I have an object that looks like this:
a - ['A', 'B', 'C']
b - ['A', 'B', 'C']
c - ['A', 'B', 'C', 'D']
d - ['A', 'B', 'C', 'D']
each one of the keys has a number of available options as denoted by the list (e.g. a
can choose between A, B, C
and so on). I want to find a combination of pairs that will satisfy everyone.
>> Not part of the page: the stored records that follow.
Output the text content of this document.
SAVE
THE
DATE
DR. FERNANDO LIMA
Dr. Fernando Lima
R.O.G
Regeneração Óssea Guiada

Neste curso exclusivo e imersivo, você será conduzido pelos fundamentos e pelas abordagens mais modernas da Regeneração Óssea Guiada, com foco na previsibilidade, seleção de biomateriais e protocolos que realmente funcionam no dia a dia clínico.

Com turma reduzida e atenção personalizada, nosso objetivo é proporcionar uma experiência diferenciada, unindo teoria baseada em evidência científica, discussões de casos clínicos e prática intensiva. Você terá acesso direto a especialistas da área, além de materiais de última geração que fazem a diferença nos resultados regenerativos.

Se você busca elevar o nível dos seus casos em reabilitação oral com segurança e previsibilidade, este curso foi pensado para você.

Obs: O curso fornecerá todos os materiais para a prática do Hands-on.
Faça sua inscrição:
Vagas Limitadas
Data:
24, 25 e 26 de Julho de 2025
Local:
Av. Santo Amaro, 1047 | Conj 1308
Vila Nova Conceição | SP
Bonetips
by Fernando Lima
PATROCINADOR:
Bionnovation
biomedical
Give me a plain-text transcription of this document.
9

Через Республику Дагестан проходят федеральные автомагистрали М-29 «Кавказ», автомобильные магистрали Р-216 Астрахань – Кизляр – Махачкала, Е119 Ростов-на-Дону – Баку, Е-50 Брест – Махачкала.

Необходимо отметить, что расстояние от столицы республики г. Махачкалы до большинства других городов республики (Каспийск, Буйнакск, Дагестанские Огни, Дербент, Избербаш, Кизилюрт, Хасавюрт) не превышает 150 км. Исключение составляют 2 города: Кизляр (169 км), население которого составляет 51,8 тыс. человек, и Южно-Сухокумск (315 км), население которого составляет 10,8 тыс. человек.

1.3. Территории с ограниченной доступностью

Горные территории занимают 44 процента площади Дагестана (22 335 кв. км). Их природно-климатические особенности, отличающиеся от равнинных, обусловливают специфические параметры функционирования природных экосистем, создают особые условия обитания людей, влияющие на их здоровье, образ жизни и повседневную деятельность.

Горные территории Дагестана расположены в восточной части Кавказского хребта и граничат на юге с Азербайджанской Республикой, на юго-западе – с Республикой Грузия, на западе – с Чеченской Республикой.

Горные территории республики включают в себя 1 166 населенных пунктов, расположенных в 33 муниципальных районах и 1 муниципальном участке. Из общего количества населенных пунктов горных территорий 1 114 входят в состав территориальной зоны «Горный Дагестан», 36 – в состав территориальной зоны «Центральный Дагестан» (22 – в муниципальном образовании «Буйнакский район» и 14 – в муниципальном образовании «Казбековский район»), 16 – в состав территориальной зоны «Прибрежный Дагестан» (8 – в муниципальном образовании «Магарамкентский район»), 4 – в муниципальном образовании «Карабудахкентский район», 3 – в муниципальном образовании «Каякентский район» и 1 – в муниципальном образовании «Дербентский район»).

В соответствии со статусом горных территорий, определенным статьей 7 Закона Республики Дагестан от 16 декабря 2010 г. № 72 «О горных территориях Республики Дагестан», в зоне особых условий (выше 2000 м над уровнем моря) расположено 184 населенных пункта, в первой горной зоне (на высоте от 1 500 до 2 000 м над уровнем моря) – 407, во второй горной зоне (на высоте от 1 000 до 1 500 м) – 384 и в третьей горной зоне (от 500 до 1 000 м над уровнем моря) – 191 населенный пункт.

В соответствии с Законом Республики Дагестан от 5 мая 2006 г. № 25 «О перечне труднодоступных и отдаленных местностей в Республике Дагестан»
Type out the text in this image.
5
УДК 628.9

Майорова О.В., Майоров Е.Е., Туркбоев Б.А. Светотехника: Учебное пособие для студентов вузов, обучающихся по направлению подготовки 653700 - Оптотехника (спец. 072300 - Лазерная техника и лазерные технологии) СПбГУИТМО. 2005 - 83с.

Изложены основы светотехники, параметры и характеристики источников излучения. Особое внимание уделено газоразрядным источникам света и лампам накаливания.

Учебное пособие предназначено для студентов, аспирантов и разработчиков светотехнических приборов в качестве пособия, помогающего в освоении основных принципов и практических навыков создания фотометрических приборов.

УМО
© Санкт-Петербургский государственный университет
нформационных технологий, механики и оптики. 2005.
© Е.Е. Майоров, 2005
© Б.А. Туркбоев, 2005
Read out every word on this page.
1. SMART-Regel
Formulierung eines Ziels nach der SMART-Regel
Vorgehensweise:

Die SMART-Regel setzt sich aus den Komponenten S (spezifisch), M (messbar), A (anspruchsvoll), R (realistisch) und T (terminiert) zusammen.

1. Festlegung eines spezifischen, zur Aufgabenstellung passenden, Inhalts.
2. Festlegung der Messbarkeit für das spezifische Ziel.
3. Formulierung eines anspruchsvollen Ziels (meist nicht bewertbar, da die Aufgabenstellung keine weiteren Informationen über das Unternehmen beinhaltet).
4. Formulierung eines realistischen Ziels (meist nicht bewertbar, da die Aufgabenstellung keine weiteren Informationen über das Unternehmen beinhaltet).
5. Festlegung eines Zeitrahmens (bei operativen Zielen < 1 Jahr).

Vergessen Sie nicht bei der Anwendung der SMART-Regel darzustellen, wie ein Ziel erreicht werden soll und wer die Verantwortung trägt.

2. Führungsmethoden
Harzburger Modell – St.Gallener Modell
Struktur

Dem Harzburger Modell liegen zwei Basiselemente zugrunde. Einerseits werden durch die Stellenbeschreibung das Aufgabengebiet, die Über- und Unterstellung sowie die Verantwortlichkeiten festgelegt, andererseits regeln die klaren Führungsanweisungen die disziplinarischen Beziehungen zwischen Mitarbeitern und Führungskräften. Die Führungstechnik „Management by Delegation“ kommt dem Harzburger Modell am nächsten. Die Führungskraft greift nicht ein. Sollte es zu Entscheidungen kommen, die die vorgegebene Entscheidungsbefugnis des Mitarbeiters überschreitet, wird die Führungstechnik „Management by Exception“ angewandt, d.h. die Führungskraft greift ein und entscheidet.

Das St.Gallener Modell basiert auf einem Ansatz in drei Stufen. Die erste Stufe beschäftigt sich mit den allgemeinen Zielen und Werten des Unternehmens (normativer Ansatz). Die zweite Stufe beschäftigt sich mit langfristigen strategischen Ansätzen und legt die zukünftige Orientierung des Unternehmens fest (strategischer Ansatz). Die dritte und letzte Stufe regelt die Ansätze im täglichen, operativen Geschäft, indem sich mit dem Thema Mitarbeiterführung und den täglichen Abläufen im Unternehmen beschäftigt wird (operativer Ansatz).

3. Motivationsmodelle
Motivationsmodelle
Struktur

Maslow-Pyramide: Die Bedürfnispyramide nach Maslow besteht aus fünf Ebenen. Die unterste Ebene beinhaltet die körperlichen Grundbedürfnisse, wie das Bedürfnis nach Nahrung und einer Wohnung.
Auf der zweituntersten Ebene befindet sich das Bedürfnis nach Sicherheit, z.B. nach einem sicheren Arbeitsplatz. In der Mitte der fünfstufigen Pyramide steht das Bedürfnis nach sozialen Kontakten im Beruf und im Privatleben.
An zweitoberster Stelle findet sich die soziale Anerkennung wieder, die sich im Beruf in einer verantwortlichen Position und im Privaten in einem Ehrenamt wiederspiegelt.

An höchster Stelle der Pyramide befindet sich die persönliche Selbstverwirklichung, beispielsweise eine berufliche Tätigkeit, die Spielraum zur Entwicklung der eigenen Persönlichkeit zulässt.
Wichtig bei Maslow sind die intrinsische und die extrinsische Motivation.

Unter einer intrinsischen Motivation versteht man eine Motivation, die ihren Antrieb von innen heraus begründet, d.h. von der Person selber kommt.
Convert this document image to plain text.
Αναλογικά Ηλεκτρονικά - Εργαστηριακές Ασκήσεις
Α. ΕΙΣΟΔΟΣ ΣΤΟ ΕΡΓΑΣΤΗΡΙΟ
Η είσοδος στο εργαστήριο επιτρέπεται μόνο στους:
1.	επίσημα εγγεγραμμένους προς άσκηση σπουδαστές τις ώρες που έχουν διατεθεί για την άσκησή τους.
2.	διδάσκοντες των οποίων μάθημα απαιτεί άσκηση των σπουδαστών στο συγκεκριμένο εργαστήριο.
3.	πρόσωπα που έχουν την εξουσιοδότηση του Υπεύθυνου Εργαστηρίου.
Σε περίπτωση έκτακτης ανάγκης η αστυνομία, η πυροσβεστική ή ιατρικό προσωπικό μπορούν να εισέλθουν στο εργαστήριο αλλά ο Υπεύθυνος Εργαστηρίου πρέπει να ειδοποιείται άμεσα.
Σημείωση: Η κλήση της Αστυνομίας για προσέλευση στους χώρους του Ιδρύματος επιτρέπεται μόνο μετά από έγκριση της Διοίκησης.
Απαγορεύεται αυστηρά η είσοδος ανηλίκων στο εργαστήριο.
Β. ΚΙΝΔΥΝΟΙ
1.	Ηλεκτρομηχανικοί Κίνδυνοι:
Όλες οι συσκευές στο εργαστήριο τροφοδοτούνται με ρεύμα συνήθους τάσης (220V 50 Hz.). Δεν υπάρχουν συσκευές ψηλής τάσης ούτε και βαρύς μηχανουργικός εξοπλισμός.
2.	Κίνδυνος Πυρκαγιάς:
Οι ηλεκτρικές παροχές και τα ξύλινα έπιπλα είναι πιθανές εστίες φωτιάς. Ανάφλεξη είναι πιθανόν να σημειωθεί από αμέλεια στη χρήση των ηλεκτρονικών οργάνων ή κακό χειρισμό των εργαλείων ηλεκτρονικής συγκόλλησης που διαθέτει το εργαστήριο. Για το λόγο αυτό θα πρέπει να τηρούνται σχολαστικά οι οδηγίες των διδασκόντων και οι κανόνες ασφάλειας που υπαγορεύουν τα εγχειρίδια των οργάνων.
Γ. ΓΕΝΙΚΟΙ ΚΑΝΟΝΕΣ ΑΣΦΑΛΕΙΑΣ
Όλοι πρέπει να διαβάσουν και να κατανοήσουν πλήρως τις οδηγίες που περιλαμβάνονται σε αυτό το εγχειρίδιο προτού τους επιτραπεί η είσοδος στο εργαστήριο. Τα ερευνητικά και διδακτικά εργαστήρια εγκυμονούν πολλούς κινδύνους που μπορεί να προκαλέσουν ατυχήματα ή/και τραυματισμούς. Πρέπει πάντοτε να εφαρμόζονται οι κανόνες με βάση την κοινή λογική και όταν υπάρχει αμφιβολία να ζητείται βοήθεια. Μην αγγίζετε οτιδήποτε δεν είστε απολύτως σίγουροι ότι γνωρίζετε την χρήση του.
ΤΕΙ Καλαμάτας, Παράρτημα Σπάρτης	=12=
This could be:
# Chosen Remaining Available Options
------------------------------------------
a - B - ['A', 'B', 'C'] - ['A', 'B', 'C']
b - A - ['A', 'C'] - ['A', 'B', 'C']
c - D - ['C', 'D'] - ['A', 'B', 'C', 'D']
d - C - ['C'] - ['A', 'B', 'C', 'D']
So in the example above a
chose item B
, reducing the pool of available options for the remaining participants. b
then chose item A
, and so on.
I do this by looping through all participants based on how big is the pool of their available choices, the idea being that if I have a participant that wants only one item, then there is no choice but to give him that item, removing it from the pool.
import random
team_choices = {'a': ['A', 'B', 'C'],
'b': ['A', 'B', 'C'],
'c': ['A', 'B', 'C', 'D'],
'd': ['A', 'B', 'C', 'D']}
teams_already_created = []
for team_b in sorted(team_choices, key=team_choices.__getitem__, reverse=False):
available_opponents = [opponent for opponent in team_choices[team_b] if opponent not in teams_already_created]
chosen_opponent = random.choice(available_opponents)
teams_already_created.append(chosen_opponent)
The way I do it though will not always work well since there is no guarantee that at some point it will make a choice that will at a later point choke some other player, leaving him no available options. And if chosen_opponent
is empty then obviously this will fail.
Is there a better way of doing this that will work everytime?
This is the problem of finding a maximum matching. There are polynomial-time algorithms (e.g., Hopcroft–Karp).